One half (the darker, thicker half) of Matthew Clifford Greens show at Lawrimore Project.
  • The Stranger
  • One half (the darker, thicker half) of Matthew Clifford Green's show at Lawrimore Project.

A row of luscious acrylic paintings at Lawrimore Project this month could easily be mistaken for exploded floral arrangements. Their surfaces are buried under layers of vivid color and palm-sized glop-bursts of red and yellow and white. They look like a typical gestural abstraction series—the kind of thing created when a painter hits on a palette and a theme, and runs with it.

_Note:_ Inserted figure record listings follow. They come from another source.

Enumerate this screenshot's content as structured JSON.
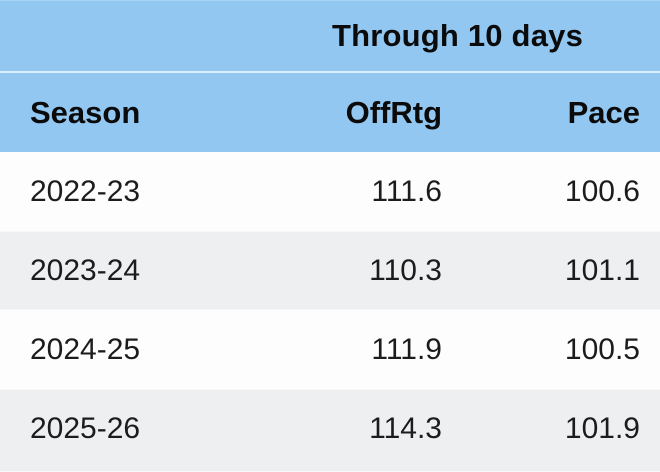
{
  "table": {
    "spanner_label": "Through 10 days",
    "columns": {
      "season": "Season",
      "offrtg": "OffRtg",
      "pace": "Pace"
    },
    "rows": [
      {
        "season": "2022-23",
        "offrtg": "111.6",
        "pace": "100.6"
      },
      {
        "season": "2023-24",
        "offrtg": "110.3",
        "pace": "101.1"
      },
      {
        "season": "2024-25",
        "offrtg": "111.9",
        "pace": "100.5"
      },
      {
        "season": "2025-26",
        "offrtg": "114.3",
        "pace": "101.9"
      }
    ]
  },
  "colors": {
    "header_blue": "#92C7F2",
    "header_separator": "#DCEDFC",
    "row_white": "#FDFDFE",
    "row_gray": "#EEEFF0",
    "header_text": "#0B0B0B",
    "data_text": "#1C1C1C"
  },
  "chart_data": {
    "type": "table",
    "title": "Through 10 days",
    "columns": [
      "Season",
      "OffRtg",
      "Pace"
    ],
    "rows": [
      [
        "2022-23",
        111.6,
        100.6
      ],
      [
        "2023-24",
        110.3,
        101.1
      ],
      [
        "2024-25",
        111.9,
        100.5
      ],
      [
        "2025-26",
        114.3,
        101.9
      ]
    ]
  }
}
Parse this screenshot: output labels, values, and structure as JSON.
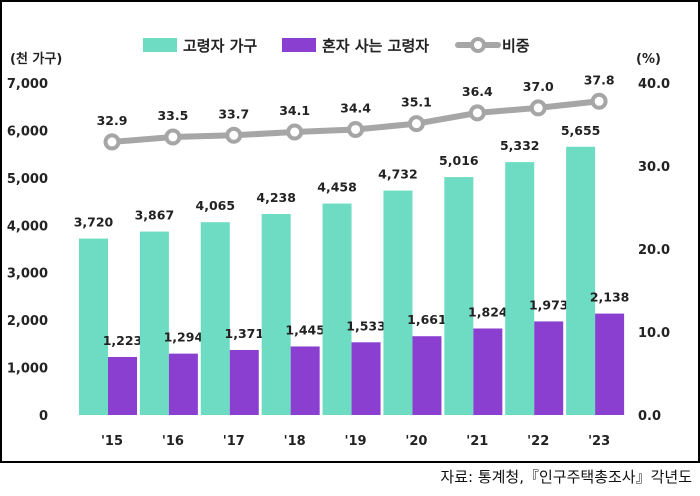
{
  "chart_data": {
    "type": "bar",
    "categories": [
      "'15",
      "'16",
      "'17",
      "'18",
      "'19",
      "'20",
      "'21",
      "'22",
      "'23"
    ],
    "series": [
      {
        "name": "고령자 가구",
        "values": [
          3720,
          3867,
          4065,
          4238,
          4458,
          4732,
          5016,
          5332,
          5655
        ],
        "labels": [
          "3,720",
          "3,867",
          "4,065",
          "4,238",
          "4,458",
          "4,732",
          "5,016",
          "5,332",
          "5,655"
        ],
        "color": "#6ddcc3"
      },
      {
        "name": "혼자 사는 고령자",
        "values": [
          1223,
          1294,
          1371,
          1445,
          1533,
          1661,
          1824,
          1973,
          2138
        ],
        "labels": [
          "1,223",
          "1,294",
          "1,371",
          "1,445",
          "1,533",
          "1,661",
          "1,824",
          "1,973",
          "2,138"
        ],
        "color": "#8b3fd1"
      },
      {
        "name": "비중",
        "type": "line",
        "axis": "right",
        "values": [
          32.9,
          33.5,
          33.7,
          34.1,
          34.4,
          35.1,
          36.4,
          37.0,
          37.8
        ],
        "labels": [
          "32.9",
          "33.5",
          "33.7",
          "34.1",
          "34.4",
          "35.1",
          "36.4",
          "37.0",
          "37.8"
        ],
        "color": "#a6a6a6"
      }
    ],
    "y_left": {
      "unit": "(천 가구)",
      "range": [
        0,
        7000
      ],
      "ticks": [
        "0",
        "1,000",
        "2,000",
        "3,000",
        "4,000",
        "5,000",
        "6,000",
        "7,000"
      ]
    },
    "y_right": {
      "unit": "(%)",
      "range": [
        0,
        40
      ],
      "ticks": [
        "0.0",
        "10.0",
        "20.0",
        "30.0",
        "40.0"
      ]
    },
    "legend": "top",
    "grid": false
  },
  "source": "자료: 통계청,『인구주택총조사』각년도"
}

But these are actually copies of each other, made by physically pressing piles of paint from one messy surface onto a blank, then adding some paint and repeating to create more. These paintings are versions of each other, even though you can't quite figure out which one is the alpha, which came next, or exactly how it worked. There are only indirect suggestions of relationships.

On the wall facing the thick paintings is a row of photographs of their back sides. These photographs have been printed on canvas, which has then been stretched and hung like a painting. These are the B sides.

Green, based in Portland, also makes and distributes music, and he created this exhibition with vinyl record pressings in mind. Paintings, even of the same subject, are thought to be uncopyable—each one essentially human and alive—versus vinyl records of the same piece of music, which are considered interchangeable. But Green's hamfisted process of smacking two surfaces together in order to create new paintings suggests that painters repeat themselves, too—become machines of their own works. And of course this is true in the larger sense: artists of all kinds find a style that works, then repeat, repeat, repeat. How is this so different from mechanical reproduction?

It's a juicy subject to take up, since artists are often pressured to create a signature style, then punished (or rewarded) if they stick too closely to it. It's disorienting not to know what kind of work to expect from an artist, but it's dull to be able to predict it. Green is a performer. This sticky display is a smart way for him to take up space in a fine art gallery.